Entriamo nel dettaglio. Tre poliziotti vengono querelati nel settembre del 2001. Nel totale silenzio passa un anno e mezzo e solo a marzo del 2003 i diretti interessati capiscono di essere indagati dalla Procura. È la prassi, direte: prima o poi si arriverà al dunque. Non proprio. Perché per il decreto di citazione diretta bisognerà attendere il maggio del 2006, cioè cinque anni dopo i fatti. La prima udienza viene convocata per l’ottobre dello stesso anno. Solo che viene rinviata, state a sentire, “per il mancato reperimento del fascicolo nella cancelleria del giudicante”. In pratica, ci sembra di capire, avevano momentaneamente perso le carte e la citazione degli imputati è stata “rinnovata” alla successiva udienza, convocata per l'anno a venire. Cinque mesi dopo, è il marzo del 2007, il procedimento viene rinviato (di nuovo) perché l’avvocato difensore aderisce “all’astensione proclamata dalla Camera Penale”. Sciopero, e via. Due mesi dopo ci provano di nuovo, ma mancare è direttamente il giudice titolare. Morale della (brutta) favola: solo a ottobre dello stesso anno finalmente si riesce ad aprire il dibattimento. È ormai passato un anno dalla convocazione della prima udienza.

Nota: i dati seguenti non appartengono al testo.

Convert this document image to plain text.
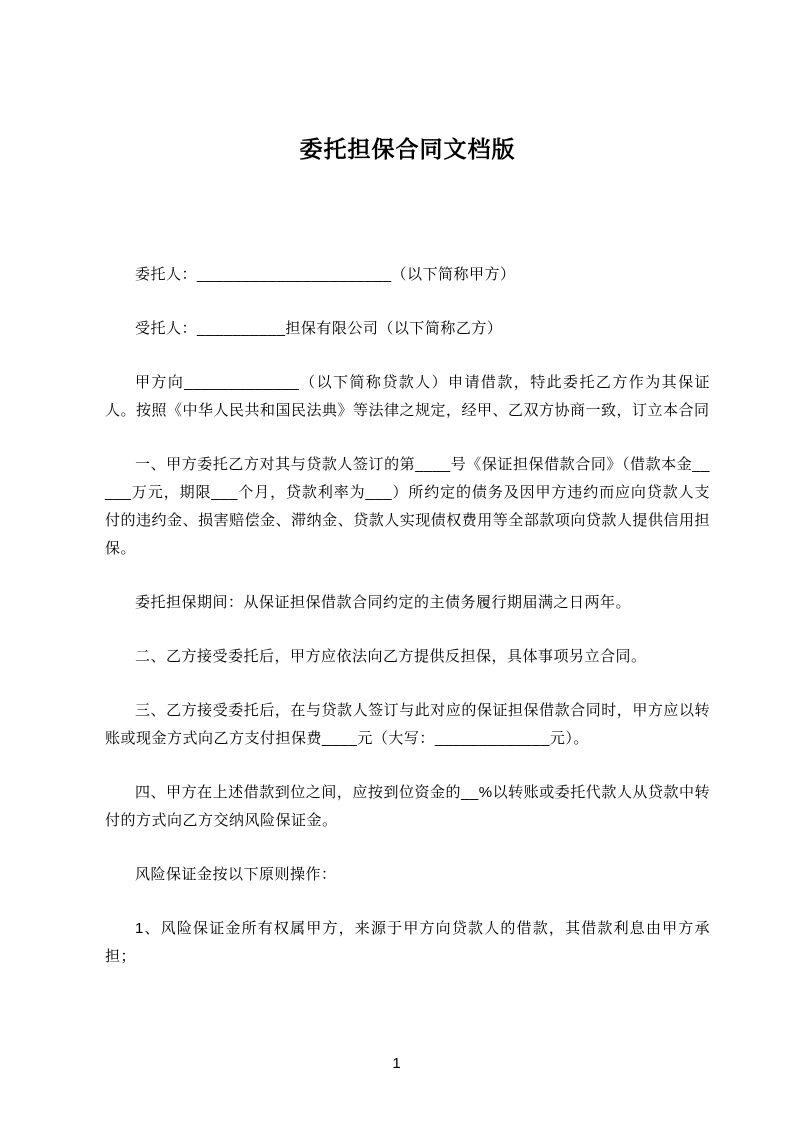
委托担保合同文档版

委托人：______________________（以下简称甲方）

受托人：__________担保有限公司（以下简称乙方）

甲方向_____________（以下简称贷款人）申请借款，特此委托乙方作为其保证人。按照《中华人民共和国民法典》等法律之规定，经甲、乙双方协商一致，订立本合同

一、甲方委托乙方对其与贷款人签订的第____号《保证担保借款合同》（借款本金_____万元，期限___个月，贷款利率为___）所约定的债务及因甲方违约而应向贷款人支付的违约金、损害赔偿金、滞纳金、贷款人实现债权费用等全部款项向贷款人提供信用担保。

委托担保期间：从保证担保借款合同约定的主债务履行期届满之日两年。

二、乙方接受委托后，甲方应依法向乙方提供反担保，具体事项另立合同。

三、乙方接受委托后，在与贷款人签订与此对应的保证担保借款合同时，甲方应以转账或现金方式向乙方支付担保费____元（大写：_____________元）。

四、甲方在上述借款到位之间，应按到位资金的__%以转账或委托代款人从贷款中转付的方式向乙方交纳风险保证金。

风险保证金按以下原则操作：

1、风险保证金所有权属甲方，来源于甲方向贷款人的借款，其借款利息由甲方承担；

1
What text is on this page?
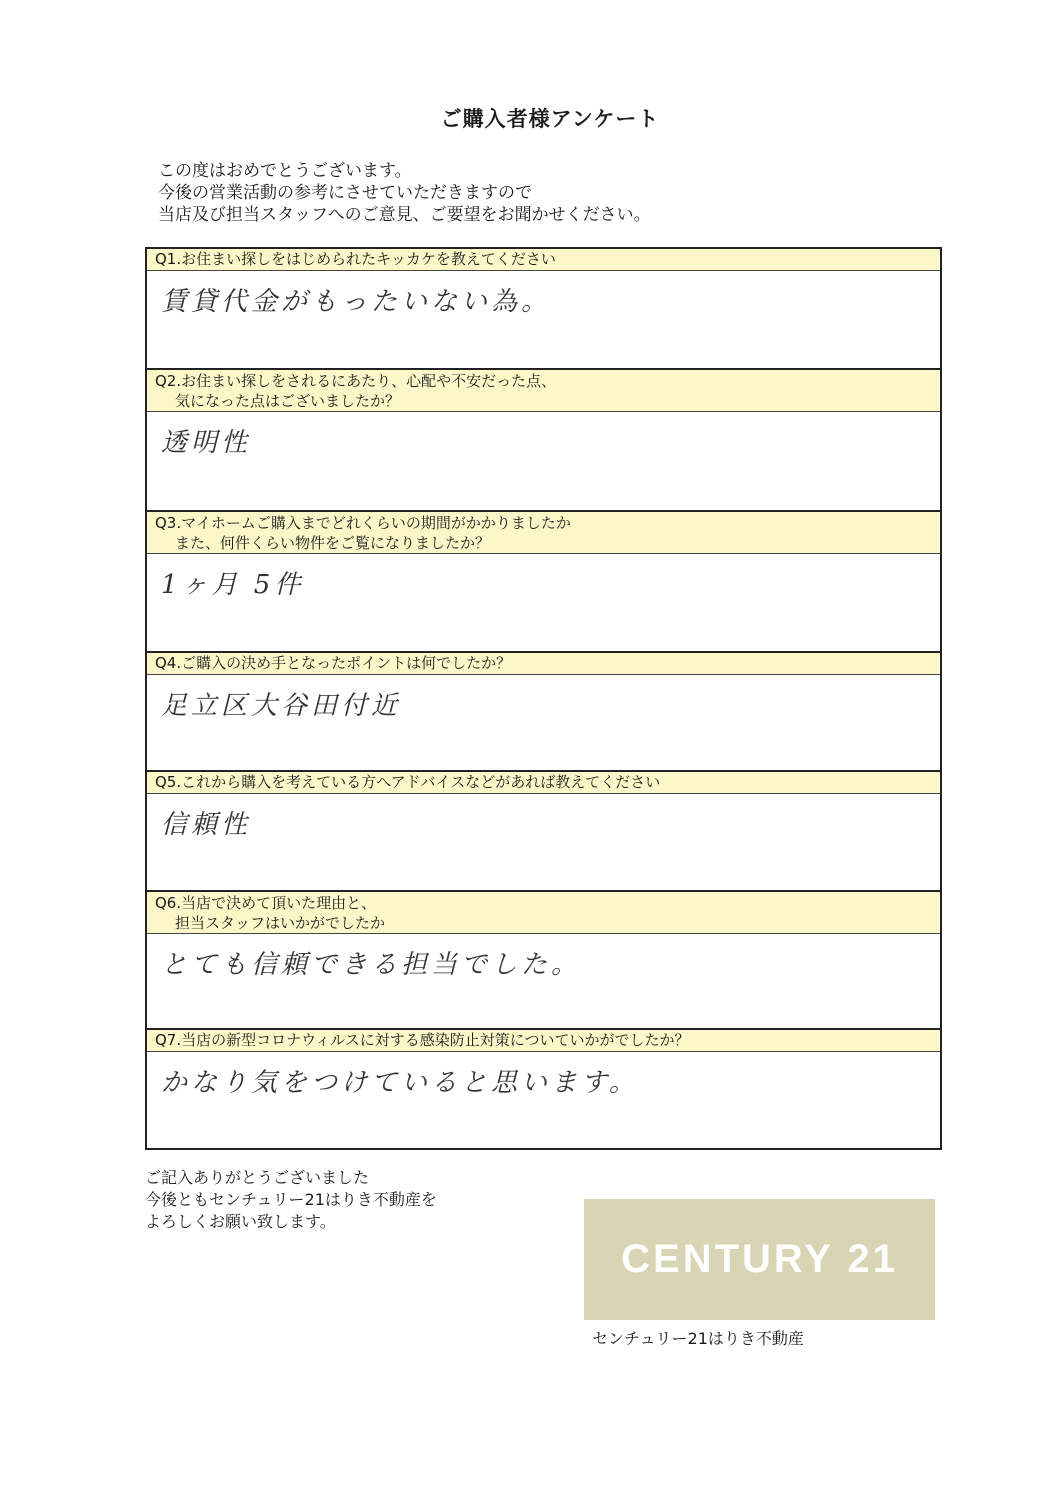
ご購入者様アンケート
この度はおめでとうございます。
今後の営業活動の参考にさせていただきますので
当店及び担当スタッフへのご意見、ご要望をお聞かせください。
Q1.お住まい探しをはじめられたキッカケを教えてください
賃貸代金がもったいない為。
Q2.お住まい探しをされるにあたり、心配や不安だった点、
気になった点はございましたか？
透明性
Q3.マイホームご購入までどれくらいの期間がかかりましたか
また、何件くらい物件をご覧になりましたか？
1ヶ月 5件
Q4.ご購入の決め手となったポイントは何でしたか？
足立区大谷田付近
Q5.これから購入を考えている方へアドバイスなどがあれば教えてください
信頼性
Q6.当店で決めて頂いた理由と、
担当スタッフはいかがでしたか
とても信頼できる担当でした。
Q7.当店の新型コロナウィルスに対する感染防止対策についていかがでしたか？
かなり気をつけていると思います。
ご記入ありがとうございました
今後ともセンチュリー21はりき不動産を
よろしくお願い致します。
CENTURY 21
センチュリー21はりき不動産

Quel che forse i tifosi del “fine-processo-mai” non tengono in considerazione è che un procedimento aperto produce conseguenze nefaste sull’imputato, soprattutto se non ha commesso alcun crimine. Per esempio: mentre un poliziotto è sottoposto a processo penale, colpevole o innocente che sia, non gli è permesso di partecipare a corsi di specializzazione che garantirebbero un avanzo di carriera. Tenerlo alla sbarra, rinviare udienze, perdere i fascicoli, causa dunque danni incalcolabili, di cui poco purtroppo si dibatte.

Nel caso in questione, tra una convocazione e l’altra sono passati dai 3 ai 5 mesi. Febbraio, maggio, settembre, dicembre. Alla fine la sentenza è stata depositata in cancelleria al tribunale di Napoli il 30 dicembre del 2008. Dalla querela erano passati sette lunghi anni, cinque dalla citazione in giudizio. Risultato: i tre imputati sono stati assolti da tutte le accuse perché “il fatto non sussiste”. Siamo fortunati che il caso non sia finito in Appello prima e in Corte di Cassazione poi, altrimenti - probabilmente - saremmo ancora a “campa cavallo”. Secondo un'elaborazione del Sole 24 Ore, dalle indagini preliminari alla sentenza in Cassazione in Italia passano in media 1.589 giorni. Cioè quattro anni e tre mesi. I problemi maggiori sono in Appello, dove il 40% delle cause sono giacenti da oltre due anni, limite massimo imposto dalla legge Pinto, che calcola in sei anni la “ragionevole durata” totale di un processo (alla faccia del “ragionevole”).

Il bello, o il brutto, è che la riforma voluta da Bonafede rischia di ingolfare ancora di più proprio i Tribunali di secondo grado che si troveranno a gestire anche i processi che fino a oggi si estinguevano per avvenuta prescrizione.